Житие Блаженного Бориса - стр. 3
Продуктов в Энгельсе, действительно, было много, зато почти не осталось жителей – немцев поволжья. Ночами в течение месяца их переправляли через Волгу, сажали в грузовики и мимо нашего дома везли на вокзал, где ими набивали вагоны, чтобы отправлять в казахстанские степи.
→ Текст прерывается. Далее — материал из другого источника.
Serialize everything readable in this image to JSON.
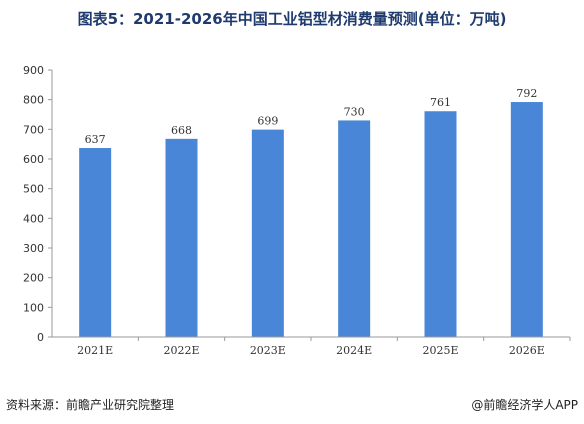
{
  "title": "图表5：2021-2026年中国工业铝型材消费量预测(单位：万吨)",
  "source_left": "资料来源：前瞻产业研究院整理",
  "source_right": "@前瞻经济学人APP",
  "colors": {
    "bar": "#4a86d8",
    "axis": "#999999",
    "title": "#1f3a6d"
  },
  "chart_data": {
    "type": "bar",
    "categories": [
      "2021E",
      "2022E",
      "2023E",
      "2024E",
      "2025E",
      "2026E"
    ],
    "values": [
      637,
      668,
      699,
      730,
      761,
      792
    ],
    "title": "图表5：2021-2026年中国工业铝型材消费量预测(单位：万吨)",
    "xlabel": "",
    "ylabel": "",
    "ylim": [
      0,
      900
    ],
    "yticks": [
      0,
      100,
      200,
      300,
      400,
      500,
      600,
      700,
      800,
      900
    ],
    "grid": false,
    "legend": "none"
  }
}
В эти ночи над городом стоял шум моторов, детский плач и стенания женщин.
Потом мамин архив перевели в Шадринск, до которого мы больше месяца добирались в теплушках, а еще больше месяца, работники архива перегружали коробки с документами из вагонов на сани, запряженные лошадками, а с саней – под складской навес за высоким забором.
Как-то зимой отец сумел вырваться с фронта на трое суток, чтобы навестить семью. Я удивился, каким значительным и солидным он стал, будучи всего лишь подполковником. Я попросил его разрешить подержать пистолет. Он, нехотя, разрешил, вынув предварительно магазин и внушая мне странные вещи о том, что человек не должен сосать свои десны, чтобы не лишиться зубов.
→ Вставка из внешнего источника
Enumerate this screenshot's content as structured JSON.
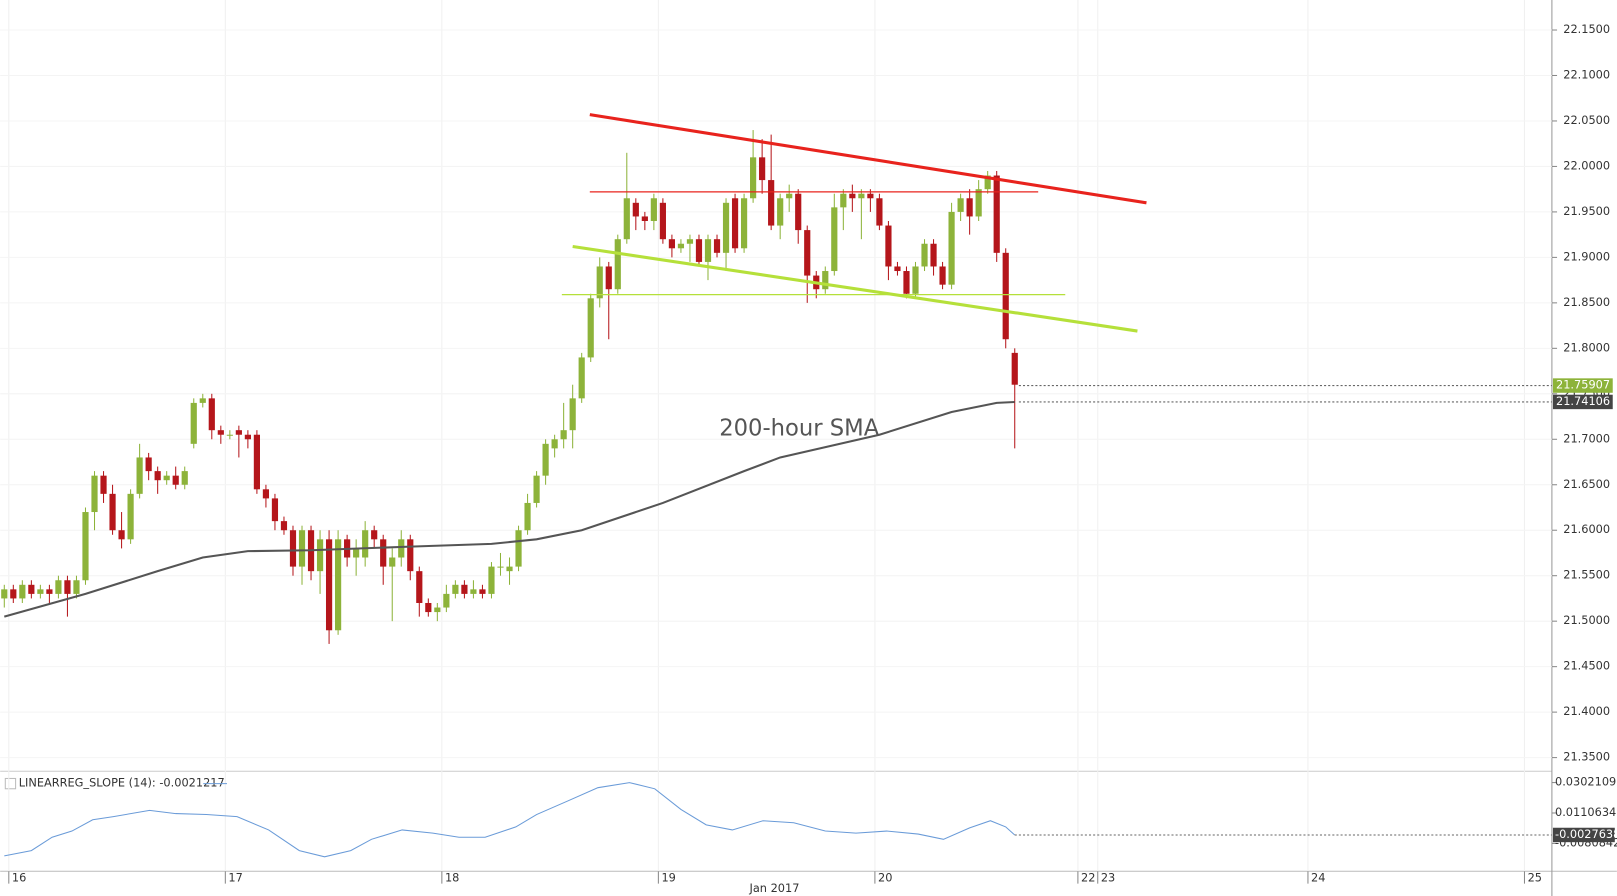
{
  "chart_data": [
    {
      "type": "candlestick",
      "up_color": "#8db33a",
      "down_color": "#b5161b",
      "grid": true,
      "xlim": [
        -0.46,
        171.54
      ],
      "xticks": [
        {
          "value": 0.5,
          "label": "16"
        },
        {
          "value": 24.5,
          "label": "17"
        },
        {
          "value": 48.5,
          "label": "18"
        },
        {
          "value": 72.5,
          "label": "19"
        },
        {
          "value": 96.5,
          "label": "20"
        },
        {
          "value": 119,
          "label": "22"
        },
        {
          "value": 121.2,
          "label": "23"
        },
        {
          "value": 144.5,
          "label": "24"
        },
        {
          "value": 168.5,
          "label": "25"
        }
      ],
      "x_label": "Jan 2017",
      "ylim": [
        21.335,
        22.183
      ],
      "yticks": [
        {
          "value": 21.35,
          "label": "21.3500"
        },
        {
          "value": 21.4,
          "label": "21.4000"
        },
        {
          "value": 21.45,
          "label": "21.4500"
        },
        {
          "value": 21.5,
          "label": "21.5000"
        },
        {
          "value": 21.55,
          "label": "21.5500"
        },
        {
          "value": 21.6,
          "label": "21.6000"
        },
        {
          "value": 21.65,
          "label": "21.6500"
        },
        {
          "value": 21.7,
          "label": "21.7000"
        },
        {
          "value": 21.75,
          "label": "21.7500"
        },
        {
          "value": 21.8,
          "label": "21.8000"
        },
        {
          "value": 21.85,
          "label": "21.8500"
        },
        {
          "value": 21.9,
          "label": "21.9000"
        },
        {
          "value": 21.95,
          "label": "21.9500"
        },
        {
          "value": 22.0,
          "label": "22.0000"
        },
        {
          "value": 22.05,
          "label": "22.0500"
        },
        {
          "value": 22.1,
          "label": "22.1000"
        },
        {
          "value": 22.15,
          "label": "22.1500"
        }
      ],
      "ohlc": [
        [
          21.525,
          21.54,
          21.515,
          21.535
        ],
        [
          21.535,
          21.54,
          21.52,
          21.525
        ],
        [
          21.525,
          21.545,
          21.52,
          21.54
        ],
        [
          21.54,
          21.545,
          21.525,
          21.53
        ],
        [
          21.53,
          21.54,
          21.525,
          21.535
        ],
        [
          21.535,
          21.54,
          21.52,
          21.53
        ],
        [
          21.53,
          21.55,
          21.525,
          21.545
        ],
        [
          21.545,
          21.55,
          21.505,
          21.53
        ],
        [
          21.53,
          21.55,
          21.525,
          21.545
        ],
        [
          21.545,
          21.625,
          21.54,
          21.62
        ],
        [
          21.62,
          21.665,
          21.6,
          21.66
        ],
        [
          21.66,
          21.665,
          21.63,
          21.64
        ],
        [
          21.64,
          21.65,
          21.595,
          21.6
        ],
        [
          21.6,
          21.62,
          21.58,
          21.59
        ],
        [
          21.59,
          21.645,
          21.585,
          21.64
        ],
        [
          21.64,
          21.695,
          21.635,
          21.68
        ],
        [
          21.68,
          21.685,
          21.655,
          21.665
        ],
        [
          21.665,
          21.67,
          21.64,
          21.655
        ],
        [
          21.655,
          21.665,
          21.65,
          21.66
        ],
        [
          21.66,
          21.67,
          21.645,
          21.65
        ],
        [
          21.65,
          21.67,
          21.645,
          21.665
        ],
        [
          21.695,
          21.745,
          21.69,
          21.74
        ],
        [
          21.74,
          21.75,
          21.735,
          21.745
        ],
        [
          21.745,
          21.75,
          21.7,
          21.71
        ],
        [
          21.71,
          21.715,
          21.695,
          21.705
        ],
        [
          21.705,
          21.71,
          21.7,
          21.705
        ],
        [
          21.71,
          21.715,
          21.68,
          21.705
        ],
        [
          21.705,
          21.71,
          21.69,
          21.7
        ],
        [
          21.705,
          21.71,
          21.64,
          21.645
        ],
        [
          21.645,
          21.65,
          21.625,
          21.635
        ],
        [
          21.635,
          21.64,
          21.6,
          21.61
        ],
        [
          21.61,
          21.615,
          21.595,
          21.6
        ],
        [
          21.6,
          21.605,
          21.55,
          21.56
        ],
        [
          21.56,
          21.605,
          21.54,
          21.6
        ],
        [
          21.6,
          21.605,
          21.545,
          21.555
        ],
        [
          21.555,
          21.6,
          21.53,
          21.59
        ],
        [
          21.59,
          21.6,
          21.475,
          21.49
        ],
        [
          21.49,
          21.6,
          21.485,
          21.59
        ],
        [
          21.59,
          21.595,
          21.56,
          21.57
        ],
        [
          21.57,
          21.59,
          21.55,
          21.58
        ],
        [
          21.57,
          21.61,
          21.56,
          21.6
        ],
        [
          21.6,
          21.605,
          21.58,
          21.59
        ],
        [
          21.59,
          21.595,
          21.54,
          21.56
        ],
        [
          21.56,
          21.58,
          21.5,
          21.57
        ],
        [
          21.57,
          21.6,
          21.56,
          21.59
        ],
        [
          21.59,
          21.595,
          21.545,
          21.555
        ],
        [
          21.555,
          21.56,
          21.505,
          21.52
        ],
        [
          21.52,
          21.525,
          21.505,
          21.51
        ],
        [
          21.51,
          21.52,
          21.5,
          21.515
        ],
        [
          21.515,
          21.54,
          21.51,
          21.53
        ],
        [
          21.53,
          21.545,
          21.525,
          21.54
        ],
        [
          21.54,
          21.545,
          21.525,
          21.53
        ],
        [
          21.53,
          21.545,
          21.525,
          21.535
        ],
        [
          21.535,
          21.54,
          21.525,
          21.53
        ],
        [
          21.53,
          21.565,
          21.525,
          21.56
        ],
        [
          21.56,
          21.575,
          21.55,
          21.56
        ],
        [
          21.555,
          21.57,
          21.54,
          21.56
        ],
        [
          21.56,
          21.605,
          21.555,
          21.6
        ],
        [
          21.6,
          21.64,
          21.595,
          21.63
        ],
        [
          21.63,
          21.665,
          21.625,
          21.66
        ],
        [
          21.66,
          21.7,
          21.65,
          21.695
        ],
        [
          21.69,
          21.705,
          21.68,
          21.7
        ],
        [
          21.7,
          21.74,
          21.69,
          21.71
        ],
        [
          21.71,
          21.76,
          21.69,
          21.745
        ],
        [
          21.745,
          21.795,
          21.74,
          21.79
        ],
        [
          21.79,
          21.86,
          21.785,
          21.855
        ],
        [
          21.855,
          21.9,
          21.845,
          21.89
        ],
        [
          21.89,
          21.895,
          21.81,
          21.865
        ],
        [
          21.865,
          21.925,
          21.86,
          21.92
        ],
        [
          21.92,
          22.015,
          21.915,
          21.965
        ],
        [
          21.96,
          21.965,
          21.93,
          21.945
        ],
        [
          21.945,
          21.95,
          21.93,
          21.94
        ],
        [
          21.94,
          21.97,
          21.93,
          21.965
        ],
        [
          21.96,
          21.965,
          21.915,
          21.92
        ],
        [
          21.92,
          21.925,
          21.9,
          21.91
        ],
        [
          21.91,
          21.92,
          21.905,
          21.915
        ],
        [
          21.915,
          21.925,
          21.895,
          21.92
        ],
        [
          21.92,
          21.925,
          21.89,
          21.895
        ],
        [
          21.895,
          21.925,
          21.875,
          21.92
        ],
        [
          21.92,
          21.925,
          21.9,
          21.905
        ],
        [
          21.905,
          21.965,
          21.885,
          21.96
        ],
        [
          21.965,
          21.97,
          21.905,
          21.91
        ],
        [
          21.91,
          21.97,
          21.905,
          21.965
        ],
        [
          21.965,
          22.04,
          21.96,
          22.01
        ],
        [
          22.01,
          22.03,
          21.97,
          21.985
        ],
        [
          21.985,
          22.035,
          21.93,
          21.935
        ],
        [
          21.935,
          21.97,
          21.92,
          21.965
        ],
        [
          21.965,
          21.98,
          21.95,
          21.97
        ],
        [
          21.97,
          21.975,
          21.915,
          21.93
        ],
        [
          21.93,
          21.935,
          21.85,
          21.88
        ],
        [
          21.88,
          21.885,
          21.855,
          21.865
        ],
        [
          21.865,
          21.89,
          21.86,
          21.885
        ],
        [
          21.885,
          21.97,
          21.88,
          21.955
        ],
        [
          21.955,
          21.975,
          21.93,
          21.97
        ],
        [
          21.97,
          21.98,
          21.95,
          21.965
        ],
        [
          21.965,
          21.975,
          21.92,
          21.97
        ],
        [
          21.97,
          21.975,
          21.95,
          21.965
        ],
        [
          21.965,
          21.97,
          21.93,
          21.935
        ],
        [
          21.935,
          21.94,
          21.875,
          21.89
        ],
        [
          21.89,
          21.895,
          21.88,
          21.885
        ],
        [
          21.885,
          21.89,
          21.855,
          21.86
        ],
        [
          21.86,
          21.895,
          21.855,
          21.89
        ],
        [
          21.89,
          21.92,
          21.885,
          21.915
        ],
        [
          21.915,
          21.92,
          21.88,
          21.89
        ],
        [
          21.89,
          21.895,
          21.865,
          21.87
        ],
        [
          21.87,
          21.96,
          21.865,
          21.95
        ],
        [
          21.95,
          21.97,
          21.94,
          21.965
        ],
        [
          21.965,
          21.975,
          21.925,
          21.945
        ],
        [
          21.945,
          21.985,
          21.94,
          21.975
        ],
        [
          21.975,
          21.995,
          21.97,
          21.99
        ],
        [
          21.99,
          21.995,
          21.895,
          21.905
        ],
        [
          21.905,
          21.91,
          21.8,
          21.81
        ],
        [
          21.795,
          21.8,
          21.69,
          21.76
        ]
      ],
      "sma": {
        "name": "200-hour SMA",
        "color": "#555555",
        "x": [
          0,
          9,
          17,
          22,
          27,
          34,
          45,
          54,
          59,
          64,
          73,
          82,
          86,
          97,
          105,
          110,
          112
        ],
        "values": [
          21.505,
          21.53,
          21.555,
          21.57,
          21.577,
          21.578,
          21.582,
          21.585,
          21.59,
          21.6,
          21.63,
          21.665,
          21.68,
          21.705,
          21.73,
          21.74,
          21.741
        ]
      },
      "trendlines": [
        {
          "color": "#e8231d",
          "width": 3,
          "x": [
            64.9,
            126.6
          ],
          "values": [
            22.057,
            21.96
          ]
        },
        {
          "color": "#e8231d",
          "width": 1.2,
          "x": [
            64.9,
            114.6
          ],
          "values": [
            21.972,
            21.972
          ]
        },
        {
          "color": "#b5e03a",
          "width": 3,
          "x": [
            63,
            125.6
          ],
          "values": [
            21.912,
            21.819
          ]
        },
        {
          "color": "#b5e03a",
          "width": 1.2,
          "x": [
            61.8,
            117.6
          ],
          "values": [
            21.859,
            21.859
          ]
        }
      ],
      "price_tags": [
        {
          "value": 21.75907,
          "color": "#8db33a"
        },
        {
          "value": 21.74106,
          "color": "#444444"
        }
      ]
    },
    {
      "type": "line",
      "title": "LINEARREG_SLOPE (14): -0.0021217",
      "ylim": [
        -0.02561,
        0.03735
      ],
      "yticks": [
        0.0302109,
        0.0110634,
        -0.0080842
      ],
      "series": [
        {
          "color": "#6a9bd8",
          "x": [
            0,
            3,
            5.3,
            7.5,
            9.8,
            12.1,
            16.1,
            19,
            22.4,
            25.8,
            29.3,
            32.7,
            35.5,
            38.4,
            40.7,
            44.1,
            47.5,
            50.4,
            53.3,
            56.7,
            59,
            62.4,
            65.8,
            69.3,
            72.1,
            75,
            77.8,
            80.7,
            84.1,
            87.5,
            91,
            94.4,
            97.8,
            101.3,
            104.1,
            107,
            109.3,
            111,
            112
          ],
          "values": [
            -0.0159,
            -0.0126,
            -0.0042,
            -0.0003,
            0.0068,
            0.0088,
            0.0127,
            0.0107,
            0.0101,
            0.0088,
            0.0004,
            -0.0126,
            -0.0165,
            -0.0126,
            -0.0055,
            0.0004,
            -0.0016,
            -0.0042,
            -0.0042,
            0.0023,
            0.0101,
            0.0185,
            0.027,
            0.0302,
            0.0263,
            0.0133,
            0.0036,
            0.0004,
            0.0062,
            0.0049,
            -0.0003,
            -0.0016,
            -0.0003,
            -0.0022,
            -0.0055,
            0.0017,
            0.0062,
            0.0023,
            -0.0028
          ]
        }
      ],
      "tag": {
        "value": -0.0027638,
        "color": "#444444"
      }
    }
  ]
}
– Зачем ты мне это говоришь!? Я же не сосу!
– Я могу не вернуться, а этот порок приходит с годами.
Еще отец говорил о какой-то «кнопке», которую надо остерегаться трогать , ибо она запускает опаснейший «механизм», и вообще, мне к ней лучше не прикасаться, пока я не стану взрослым.
Еще я слышал, как мама спросила отца: «У тебя еще не появился новый Борис?» Он ответил так тихо, что я не расслышал.
В тот приезд он показался мне трусоватым занудой. А другого приезда уже не случилось. В машину, где ехал отец, попал шальной снаряд. Как рассказывал его сослуживец: «Скорее всего, он ничего не успел почувствовать». Мне долго не давали покоя эти «скорее всего»: в воображении я старался растянуть этот роковой миг, но не получалось.
Теперь я чувствовал себя несчастным, потому что ничего не болело, а я не мог помочь страдающим мальчикам? Конечно, когда не было нянечки, я давал им утку – и Володе, и Костику, делился гостинцами (из того что приносила мама), помогал Вовику приводить в порядок постель, после очередных припадков, когда его крутило и корчило, а он кричал благим матом, истекая мочой и слезами. После милосердного укола боль уходила, но он не умолкал, а начинал рассказывать возбужденно и убежденно, словно боялся, что его остановят и начнут разоблачать. Рассказывая, он будто просил: «Ну, поверь, умоляю! А ни то я умру!» Я предпочитал молчать, не решаясь реагировать более честно, боясь выдать сомнения. Я сопереживал его неведомым болям. Но это было не простое сочувствие. Это тоже был род сумасшествия. Получалось, что там, где, из его рассказов, он должен был погибнуть, но, вопреки всему выкарабкивался, погибал я. Из речи моего сверстника чувствовалось, что он много читал, по крайней мере, в сравнении со мной. Некоторые слова и обороты были явно из книг. Это резало ухо. А Костя в такие мгновения многозначительно хмыкал.